On considère que le lecteur décode couramment les signaux typographiques sur sept niveaux d’information (7 +/– 2), qui représentent la charge cognitive maximum d’une composition lisible et intelligible, soit sept styles porteurs de sémantique, tels que les titres, les couleurs et le gras du texte, ainsi que les encadrés, etc.
Optimiser la lisibilité typographique
La taille du texte doit être adaptée au lecteur : pour un lecteur débutant ou en difficulté, par exemple, on privilégie des textes écrits en gros (corps 16px à corps 18px à l’écran).
Le nombre moyen de signes par ligne s’adapte aussi au lecteur et à l’environnement de lecture : une soixantaine de caractères (espaces comprises) correspond ainsi à la longueur de ligne idéale pour un lecteur averti.
L’interlignage, c’est-à-dire l’espace entre les lignes, doit permettre de percevoir l’unité d’un paragraphe en laissant respirer chaque ligne (on estime généralement l’interlignage adéquat à 20 % plus élevé que le corps de texte).
L’unité du langage étant le mot, on évite autant que possible les césures, surtout pour les lecteurs débutants.
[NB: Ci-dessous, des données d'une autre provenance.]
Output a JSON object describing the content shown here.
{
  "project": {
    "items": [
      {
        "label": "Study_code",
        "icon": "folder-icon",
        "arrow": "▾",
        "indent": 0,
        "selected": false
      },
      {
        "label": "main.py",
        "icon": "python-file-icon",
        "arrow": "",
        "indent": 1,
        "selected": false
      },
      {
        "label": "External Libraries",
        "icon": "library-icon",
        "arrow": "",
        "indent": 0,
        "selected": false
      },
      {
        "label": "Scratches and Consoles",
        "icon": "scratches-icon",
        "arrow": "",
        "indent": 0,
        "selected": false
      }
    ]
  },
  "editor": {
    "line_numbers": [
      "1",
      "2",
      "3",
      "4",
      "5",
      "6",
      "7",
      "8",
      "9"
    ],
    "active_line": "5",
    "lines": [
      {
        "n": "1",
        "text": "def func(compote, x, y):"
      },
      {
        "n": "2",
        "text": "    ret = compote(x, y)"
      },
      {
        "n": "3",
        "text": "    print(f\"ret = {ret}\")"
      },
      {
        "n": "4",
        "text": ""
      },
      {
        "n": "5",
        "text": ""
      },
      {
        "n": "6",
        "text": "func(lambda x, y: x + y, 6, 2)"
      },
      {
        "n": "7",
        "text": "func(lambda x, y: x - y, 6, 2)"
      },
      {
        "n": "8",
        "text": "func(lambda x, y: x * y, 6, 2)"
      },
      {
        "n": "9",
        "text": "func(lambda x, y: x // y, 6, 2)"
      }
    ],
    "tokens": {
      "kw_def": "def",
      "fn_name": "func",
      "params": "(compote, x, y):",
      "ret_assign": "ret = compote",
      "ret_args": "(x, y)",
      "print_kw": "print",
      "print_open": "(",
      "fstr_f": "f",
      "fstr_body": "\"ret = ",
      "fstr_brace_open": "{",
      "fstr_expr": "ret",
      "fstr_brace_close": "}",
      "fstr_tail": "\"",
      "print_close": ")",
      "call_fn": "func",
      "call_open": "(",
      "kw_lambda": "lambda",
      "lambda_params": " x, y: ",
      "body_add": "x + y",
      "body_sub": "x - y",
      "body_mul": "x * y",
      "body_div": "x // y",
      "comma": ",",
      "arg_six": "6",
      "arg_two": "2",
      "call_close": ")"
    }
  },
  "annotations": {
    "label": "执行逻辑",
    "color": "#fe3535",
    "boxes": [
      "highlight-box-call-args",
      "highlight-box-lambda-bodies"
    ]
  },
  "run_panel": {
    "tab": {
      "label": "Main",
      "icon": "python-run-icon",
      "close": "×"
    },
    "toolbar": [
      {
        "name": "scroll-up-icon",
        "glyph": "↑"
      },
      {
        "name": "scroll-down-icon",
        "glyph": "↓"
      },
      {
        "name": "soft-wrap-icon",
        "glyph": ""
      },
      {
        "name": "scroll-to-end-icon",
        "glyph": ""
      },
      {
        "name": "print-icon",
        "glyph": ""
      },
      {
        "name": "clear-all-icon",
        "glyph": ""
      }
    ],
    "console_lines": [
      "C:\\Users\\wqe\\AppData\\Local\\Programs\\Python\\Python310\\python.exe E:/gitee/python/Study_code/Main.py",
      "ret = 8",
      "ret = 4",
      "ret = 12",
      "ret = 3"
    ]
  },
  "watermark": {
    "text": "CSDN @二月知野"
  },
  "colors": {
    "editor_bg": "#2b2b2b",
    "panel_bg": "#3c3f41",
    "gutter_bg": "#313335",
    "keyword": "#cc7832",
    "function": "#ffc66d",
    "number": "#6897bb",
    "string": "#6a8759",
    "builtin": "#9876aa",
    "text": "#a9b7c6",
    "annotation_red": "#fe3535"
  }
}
Sur le web, l’interprétation des polices de caractères et de leurs approches pouvant varier selon les navigateurs, il est préférable de choisir une justification du texte en alignement à gauche.
Réduire les inégalités liées aux difficultés de lecture
Si les études sur l’utilisation de différentes polices typographiques ne présentent pas de résultats vraiment probants en matière d’aide aux lecteurs en difficulté, en revanche, augmenter l’espace entre les mots aide l’œil du lecteur débutant à cerner les limites de chacun d’eux. Et selon une étude parue dans Proceedings of the National Academy of Sciences, un interlettrage (espace entre les lettres d’un mot) plus grand et, surtout, un espacement plus important entre les mots améliore la vitesse de lecture de 20 % et double la précision de lecture pour les lecteurs dyslexiques.
Adoucir le contraste
Le rétro-éclairage de l’écran pouvant être source de gêne, il implique d’adoucir légèrement le contraste entre le texte et son support : le confort de lecture est ainsi optimisé, et on évite les effets de halo que pourrait provoquer un contraste trop marqué.
Typographie
On a coutume de dire que la typographie est l’âme d’une maquette ou d’un site web. De fait, les caractéristiques d’une police typographique donnent le ton au document dont elle incarne le contenu textuel.
Le choix typographique est aussi lié à la question de la lisibilité, qui sera facilitée par un dessin des caractères offrant une distinction aisée des différentes lettres.
Le travail typographique implique donc de bien choisir ses polices, mais également de les orchestrer dans leur répartition, d’équilibrer la gestion des espaces et de laisser respirer l’information… Jouer sur tout ce qui permet, in fine, de se repérer aisément dans un texte et d’en améliorer le confort de lecture.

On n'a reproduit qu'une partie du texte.